Here is a list of what is covered in the "Rise of Rome" supplement, the Late Republican Roman list is where you will find the Marius/Caesar style of Romans:
Mid-Republican Roman Allies
LATE REPUBLICAN ROMAN
Late Republican Roman Allies
Bruttian or Lucanian Allies
Late Campanian Allies
Ancient Spanish Allies
Attalid Pergamene Allies
NUMIDIAN OR EARLY MOORISH
Numidian or Early Moorish Allies
SPARTACUS SLAVE REVOLT
Early Armenian Allies
Parthian or Media Atropatene Allies
Adiabene, Edessan or Hatran Allies
Early Arab Allies
Later Skythian or Saka Allies
Later Jewish Allies
I bought my copy of the rules this past weekend at the "Cold Wars" convention in Lancaster, Pennsylvania. I finished reading through the rules yesterday. I think the one biggest difference I have noticed so far is how these rules treat barbarian warbands. In many other ancient warfare rules if a warband beats you in close combat in the same turn in which it charged you, you are automatically (for the most part) broken. In these rules warbands are classified as "Impact Foot," which is perfectly fine, but wait, Roman Legionary infantry is classified as "Impact Foot" too! The logic being that a Roman unit is always going to counter-charge behind a volley of pilums so the "impacts" get canceled out. Which ever side loses still suffers a die roll penalty for losing to "Impact Foot" when it has to take its "Cohesion" test (kind of like morale/disruption combined), but it certainly isn't an automatic break and the charging warband could just as easily suffer the same penalty as the counter-charging Romans if the Romans were to win the combat. Interesting idea. I think I like that!
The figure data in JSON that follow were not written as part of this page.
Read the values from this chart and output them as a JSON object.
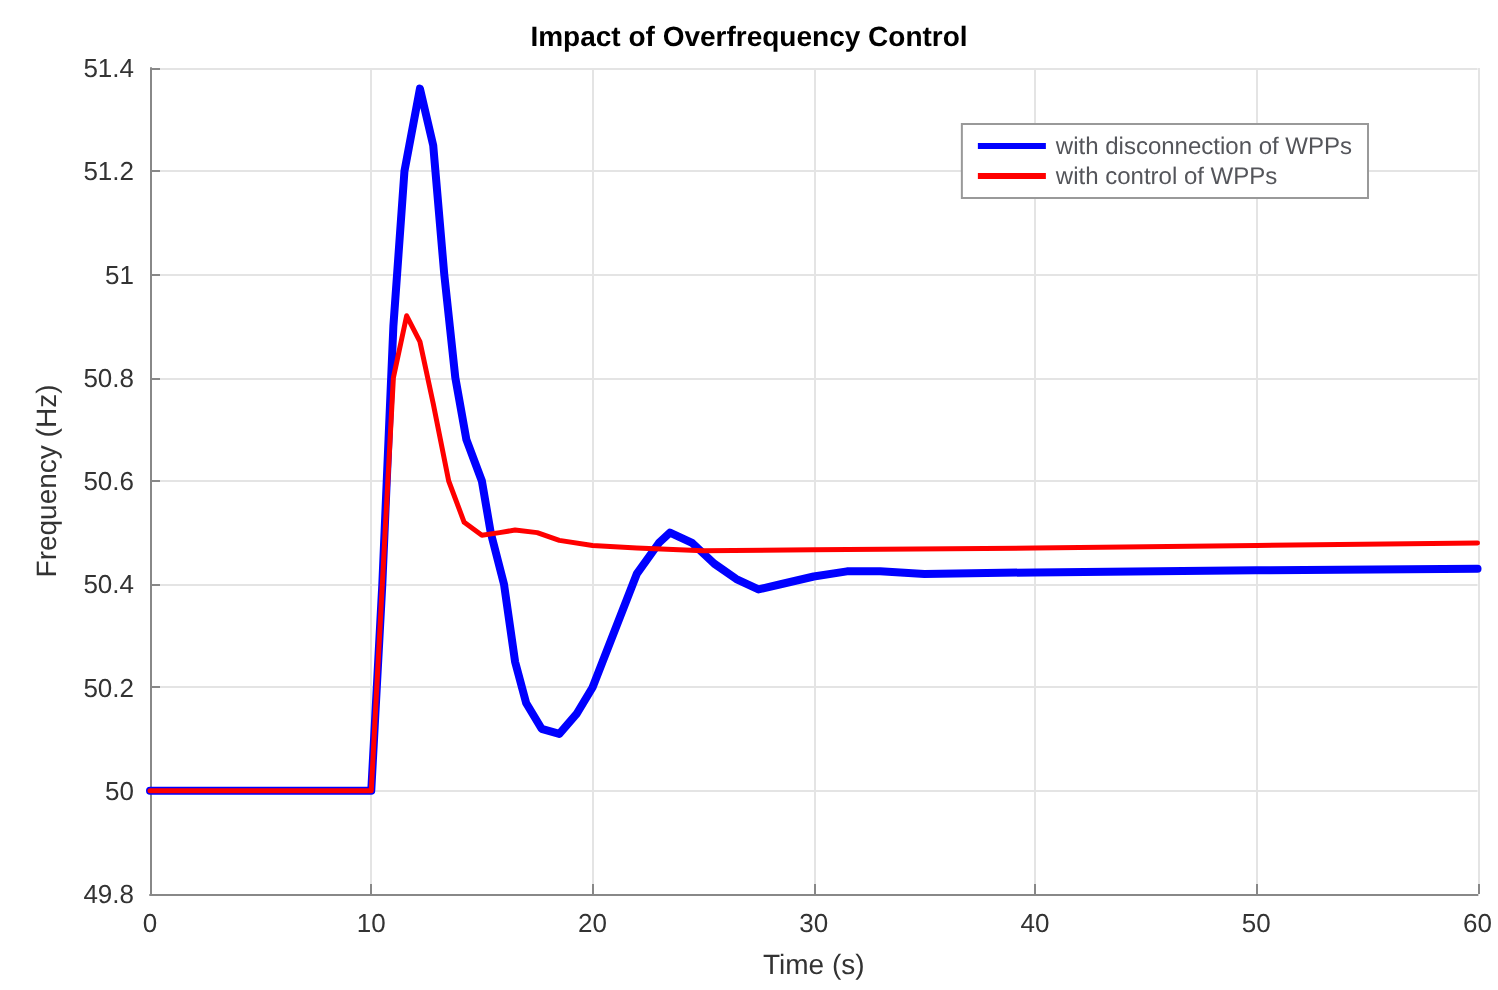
{
  "chart_data": {
    "type": "line",
    "title": "Impact of Overfrequency Control",
    "xlabel": "Time (s)",
    "ylabel": "Frequency (Hz)",
    "xlim": [
      0,
      60
    ],
    "xticks": [
      0,
      10,
      20,
      30,
      40,
      50,
      60
    ],
    "ylim": [
      49.8,
      51.4
    ],
    "yticks": [
      49.8,
      50,
      50.2,
      50.4,
      50.6,
      50.8,
      51,
      51.2,
      51.4
    ],
    "grid": true,
    "legend": "top right",
    "marker": "none",
    "line_style": "solid",
    "series": [
      {
        "name": "with disconnection of WPPs",
        "color": "#0000ff",
        "x": [
          0,
          10,
          10.5,
          11,
          11.5,
          12.2,
          12.8,
          13.3,
          13.8,
          14.3,
          15,
          15.4,
          16,
          16.5,
          17,
          17.7,
          18.5,
          19.3,
          20,
          21,
          22,
          23,
          23.5,
          24.5,
          25.5,
          26.5,
          27.5,
          28.5,
          30,
          31.5,
          33,
          35,
          40,
          50,
          60
        ],
        "values": [
          50,
          50,
          50.4,
          50.9,
          51.2,
          51.36,
          51.25,
          51,
          50.8,
          50.68,
          50.6,
          50.5,
          50.4,
          50.25,
          50.17,
          50.12,
          50.11,
          50.15,
          50.2,
          50.31,
          50.42,
          50.48,
          50.5,
          50.48,
          50.44,
          50.41,
          50.39,
          50.4,
          50.415,
          50.425,
          50.425,
          50.42,
          50.423,
          50.427,
          50.43
        ]
      },
      {
        "name": "with control of WPPs",
        "color": "#ff0000",
        "x": [
          0,
          10,
          10.5,
          11,
          11.6,
          12.2,
          12.8,
          13.5,
          14.2,
          15,
          15.8,
          16.5,
          17.5,
          18.5,
          20,
          22,
          25,
          30,
          40,
          50,
          60
        ],
        "values": [
          50,
          50,
          50.4,
          50.8,
          50.92,
          50.87,
          50.75,
          50.6,
          50.52,
          50.495,
          50.5,
          50.505,
          50.5,
          50.485,
          50.475,
          50.47,
          50.465,
          50.467,
          50.47,
          50.475,
          50.48
        ]
      }
    ]
  }
}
These rules and the supplements allow for a very broad range of options for army composition and size, so you can start out small or keep it small if you like. If I get time I might set a small experimental game this weekend and start teaching myself how to use the rules.
From what I gather, "Field of Glory" is already developing a pretty strong following. The book has only been available for purchase since February 7th and already there are tournaments springing up in the UK and even in the US. There was a small tourney at the "Cold Wars" con in Lancaster, PA this past weekend, and the Yahoo discussion group already has 647 members as of today! It will interesting to see where all this goes. We could actually have a widely popular set of ancient warfare rules here that does not feel like a glorified "dungeons and dragons," and developed by people who actually know how to express complex concepts through the medium of writing.